Lead plant is a small, branching, shrubby perennial. It is densely hairy and can become woody with age, but some winters it dies back to the ground.
Flowers May–August; tiny, massed in tight, elongated spikes; stamens with reddish filaments and yellow anthers protrude from lavender or purple flowers. The corolla is reduced to a single, top petal (the “banner”), lacking the other petals (the “wings” and “keel”) that are usually common in pea-family flowers.
Leaves alternate, feather-compound, to 4 inches long, with up to 5 rounded, short, gray-hairy leaflets each to about ¾ inch long and ½ inch wide.

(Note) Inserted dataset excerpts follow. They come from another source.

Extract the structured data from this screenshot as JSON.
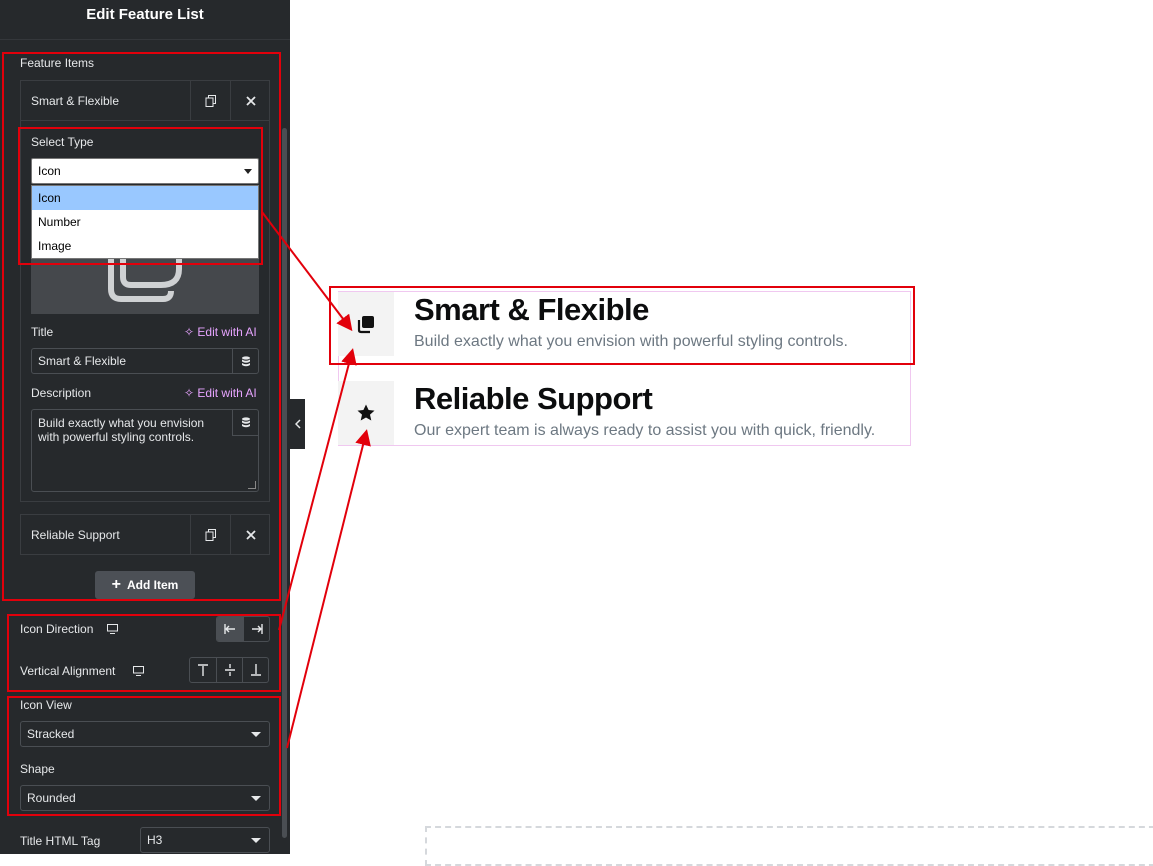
{
  "sidebar": {
    "header": "Edit Feature List",
    "feature_items_label": "Feature Items",
    "items": [
      {
        "title": "Smart & Flexible"
      },
      {
        "title": "Reliable Support"
      }
    ],
    "select_type": {
      "label": "Select Type",
      "value": "Icon",
      "options": [
        "Icon",
        "Number",
        "Image"
      ]
    },
    "title_field": {
      "label": "Title",
      "value": "Smart & Flexible",
      "ai_label": "Edit with AI"
    },
    "description_field": {
      "label": "Description",
      "value": "Build exactly what you envision with powerful styling controls.",
      "ai_label": "Edit with AI"
    },
    "add_item_label": "Add Item",
    "icon_direction_label": "Icon Direction",
    "vertical_alignment_label": "Vertical Alignment",
    "icon_view": {
      "label": "Icon View",
      "value": "Stracked"
    },
    "shape": {
      "label": "Shape",
      "value": "Rounded"
    },
    "title_html_tag": {
      "label": "Title HTML Tag",
      "value": "H3"
    }
  },
  "preview": {
    "features": [
      {
        "icon": "copy-icon",
        "title": "Smart & Flexible",
        "description": "Build exactly what you envision with powerful styling controls."
      },
      {
        "icon": "star-icon",
        "title": "Reliable Support",
        "description": "Our expert team is always ready to assist you with quick, friendly."
      }
    ]
  },
  "colors": {
    "sidebar_bg": "#26292c",
    "annotation_red": "#e2000b",
    "ai_accent": "#e7a4ff",
    "selected_option": "#99c8ff"
  }
}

Similar species: A close relative, indigo bush (Amorpha fruticosa), is a large, bushy shrub, lacking hair, to 6 or even 10 feet tall. Its leaflets are up to 2 inches long and 1 inch wide. It is found in streamside thickets and moist prairie areas.
Height: to 3 feet.

Statewide except in the Southeast Lowlands.
Habitat and Conservation
Occurs in prairies, glades, and savannas. This is a true prairie plant. Its deep roots enable it to survive the occasional fires that keep native prairies from turning into forests.
Status
Native Missouri small woody shrub or perennial nonwoody wildflower.
Human Connections
The name “lead plant” apparently came from the antique belief that this plant grew in places where lead was in the ground, indicating that metal’s presence. Maybe the association arose from the grayish look of the foliage. It is true that an area in southeast Missouri, around the towns of Potosi and Ironton, has long been the center of an important lead-mining district. However, the lead-mining areas hardly correspond with the much wider distribution of lead plant.
Today, lead plant is seen as an indicator not of lead but of high-quality prairie. It is also fairly popular as a drought-resistant flowering shrub in native wildflower gardening.
Native Americans had many medicinal uses for lead plant.
Ecosystem Connections
As with other legumes, lead plant’s roots fix atmospheric nitrogen, converting it to a soil nutrient that plants can use, improving soils.
The flowers of lead plant are visited by bees, wasps, and other insects.
Rabbits, deer, and other mammals relish the foliage. Many insects eat the foliage, too.